Despite the emphasis on pushing research into products, some IBM scientists still do work that is years away from leaving the lab or may never see the light of day. One such scientist is Don Eigler, who gained fame as the first to manipulate individual atoms with a special microscope, spelling out the letters I-B-M with the tiny particles.

Like a Video Game

In his lab at IBM's Almaden center, a mountainside complex surrounded by a 690-acre wildlife preserve, Mr. Eigler moves the mouse attached to a PC. His commands are carried out in tandem in an adjacent room by a needle-like mechanism on a machine the size of a refrigerator. As the microscope's tip passes over a thin layer of copper and manganese, a representation of the manganese atoms appears on the computer's screen as a series of gray blobs. By applying a tiny electric current to the tip, Mr. Eigler can pick up an atom and then set it down nearby. It is an amazing achievement, but one that his exotic setup handles as easily as if this were a video game.

His research into the movement of atoms on surfaces might one day be important in making hard drives and chips. Or it might never help out with products.

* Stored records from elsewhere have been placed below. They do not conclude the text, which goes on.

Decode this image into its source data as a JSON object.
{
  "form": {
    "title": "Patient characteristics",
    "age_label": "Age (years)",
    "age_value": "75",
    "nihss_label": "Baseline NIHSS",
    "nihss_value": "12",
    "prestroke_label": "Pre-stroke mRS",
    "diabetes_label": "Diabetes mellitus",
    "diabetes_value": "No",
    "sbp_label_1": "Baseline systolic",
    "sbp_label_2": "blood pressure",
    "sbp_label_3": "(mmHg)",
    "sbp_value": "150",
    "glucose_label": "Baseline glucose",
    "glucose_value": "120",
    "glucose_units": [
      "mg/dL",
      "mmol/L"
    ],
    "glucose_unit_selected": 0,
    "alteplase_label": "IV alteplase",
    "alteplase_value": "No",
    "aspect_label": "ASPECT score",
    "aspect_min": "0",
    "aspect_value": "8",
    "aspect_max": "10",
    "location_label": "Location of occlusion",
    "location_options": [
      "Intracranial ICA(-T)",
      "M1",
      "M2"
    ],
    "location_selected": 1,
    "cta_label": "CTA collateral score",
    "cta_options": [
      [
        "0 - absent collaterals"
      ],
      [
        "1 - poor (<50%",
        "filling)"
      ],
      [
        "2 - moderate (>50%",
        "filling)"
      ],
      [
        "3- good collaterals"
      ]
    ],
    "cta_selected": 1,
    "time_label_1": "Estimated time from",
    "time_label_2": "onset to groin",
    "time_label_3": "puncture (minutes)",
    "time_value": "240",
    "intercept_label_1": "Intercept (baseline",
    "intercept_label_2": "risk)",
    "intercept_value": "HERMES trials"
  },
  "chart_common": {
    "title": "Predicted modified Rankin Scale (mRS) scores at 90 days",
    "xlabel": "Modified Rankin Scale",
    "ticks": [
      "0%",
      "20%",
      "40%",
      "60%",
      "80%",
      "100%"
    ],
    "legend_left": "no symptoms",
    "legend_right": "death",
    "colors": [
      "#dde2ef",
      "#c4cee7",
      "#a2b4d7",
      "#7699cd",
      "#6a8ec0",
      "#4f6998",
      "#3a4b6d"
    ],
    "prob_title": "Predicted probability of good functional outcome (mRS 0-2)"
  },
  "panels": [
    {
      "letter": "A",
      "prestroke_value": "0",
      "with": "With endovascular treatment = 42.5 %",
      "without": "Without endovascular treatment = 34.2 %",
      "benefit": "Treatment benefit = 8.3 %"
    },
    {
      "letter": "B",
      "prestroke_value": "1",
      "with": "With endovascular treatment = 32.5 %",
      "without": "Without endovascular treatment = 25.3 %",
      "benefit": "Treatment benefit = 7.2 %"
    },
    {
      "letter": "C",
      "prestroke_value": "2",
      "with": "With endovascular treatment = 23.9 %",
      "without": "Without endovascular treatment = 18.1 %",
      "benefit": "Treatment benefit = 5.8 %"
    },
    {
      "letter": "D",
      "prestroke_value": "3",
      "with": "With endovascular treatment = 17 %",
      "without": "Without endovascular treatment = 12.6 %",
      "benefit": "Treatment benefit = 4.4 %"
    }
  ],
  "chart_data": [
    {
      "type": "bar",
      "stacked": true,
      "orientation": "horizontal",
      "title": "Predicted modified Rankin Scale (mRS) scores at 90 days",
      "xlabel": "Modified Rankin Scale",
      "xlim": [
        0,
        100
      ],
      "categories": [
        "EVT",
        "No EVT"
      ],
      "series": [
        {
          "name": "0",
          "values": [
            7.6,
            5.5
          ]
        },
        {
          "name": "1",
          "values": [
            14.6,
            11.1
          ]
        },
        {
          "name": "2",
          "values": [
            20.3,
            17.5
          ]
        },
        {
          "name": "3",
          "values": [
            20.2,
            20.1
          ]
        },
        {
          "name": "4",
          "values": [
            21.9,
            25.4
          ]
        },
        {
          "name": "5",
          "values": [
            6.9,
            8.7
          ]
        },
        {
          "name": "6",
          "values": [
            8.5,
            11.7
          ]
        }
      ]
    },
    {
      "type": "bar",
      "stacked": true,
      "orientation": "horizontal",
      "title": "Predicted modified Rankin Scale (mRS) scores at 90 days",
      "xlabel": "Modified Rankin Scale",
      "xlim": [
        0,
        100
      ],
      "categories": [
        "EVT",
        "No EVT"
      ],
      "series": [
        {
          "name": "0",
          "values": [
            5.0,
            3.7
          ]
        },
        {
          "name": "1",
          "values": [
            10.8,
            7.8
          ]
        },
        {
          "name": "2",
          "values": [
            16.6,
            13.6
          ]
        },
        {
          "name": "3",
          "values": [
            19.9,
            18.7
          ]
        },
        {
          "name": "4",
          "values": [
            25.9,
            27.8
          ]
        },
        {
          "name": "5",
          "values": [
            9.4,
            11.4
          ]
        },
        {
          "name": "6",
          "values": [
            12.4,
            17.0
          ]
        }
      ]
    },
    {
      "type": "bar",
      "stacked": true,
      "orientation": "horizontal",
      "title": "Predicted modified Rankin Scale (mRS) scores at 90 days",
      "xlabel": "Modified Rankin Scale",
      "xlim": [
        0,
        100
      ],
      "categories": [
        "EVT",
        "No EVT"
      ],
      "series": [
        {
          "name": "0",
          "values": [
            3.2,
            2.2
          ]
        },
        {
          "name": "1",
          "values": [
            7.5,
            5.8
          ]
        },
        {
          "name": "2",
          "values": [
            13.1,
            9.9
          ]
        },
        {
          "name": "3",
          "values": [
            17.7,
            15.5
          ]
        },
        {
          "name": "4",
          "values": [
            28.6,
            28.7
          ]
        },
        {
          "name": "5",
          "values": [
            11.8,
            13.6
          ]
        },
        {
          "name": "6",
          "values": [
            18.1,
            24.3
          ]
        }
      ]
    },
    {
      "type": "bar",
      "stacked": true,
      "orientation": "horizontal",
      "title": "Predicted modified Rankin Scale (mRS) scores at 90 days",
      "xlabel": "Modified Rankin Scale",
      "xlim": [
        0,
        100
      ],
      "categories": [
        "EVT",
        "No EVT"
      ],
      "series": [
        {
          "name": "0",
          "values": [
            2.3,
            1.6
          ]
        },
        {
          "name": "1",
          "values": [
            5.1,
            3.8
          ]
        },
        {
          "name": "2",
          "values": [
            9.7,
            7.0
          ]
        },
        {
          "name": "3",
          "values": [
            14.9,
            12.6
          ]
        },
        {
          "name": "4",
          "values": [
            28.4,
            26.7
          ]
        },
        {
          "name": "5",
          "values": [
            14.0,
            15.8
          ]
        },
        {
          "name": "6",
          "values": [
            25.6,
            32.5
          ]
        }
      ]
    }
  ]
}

Yet even Mr. Eigler, working on some of the "purest" research at IBM, worries about the bottom line. The scientist, who favors black T-shirts and jeans, proudly gives tours to delegations of customers. "It's always a crack-up to me to let them move atoms around. Everybody loves it," he says. His purpose is more than mere show-and-tell, he says; he hopes it "helps build a relationship." Why bother? "I'm an IBM stockholder."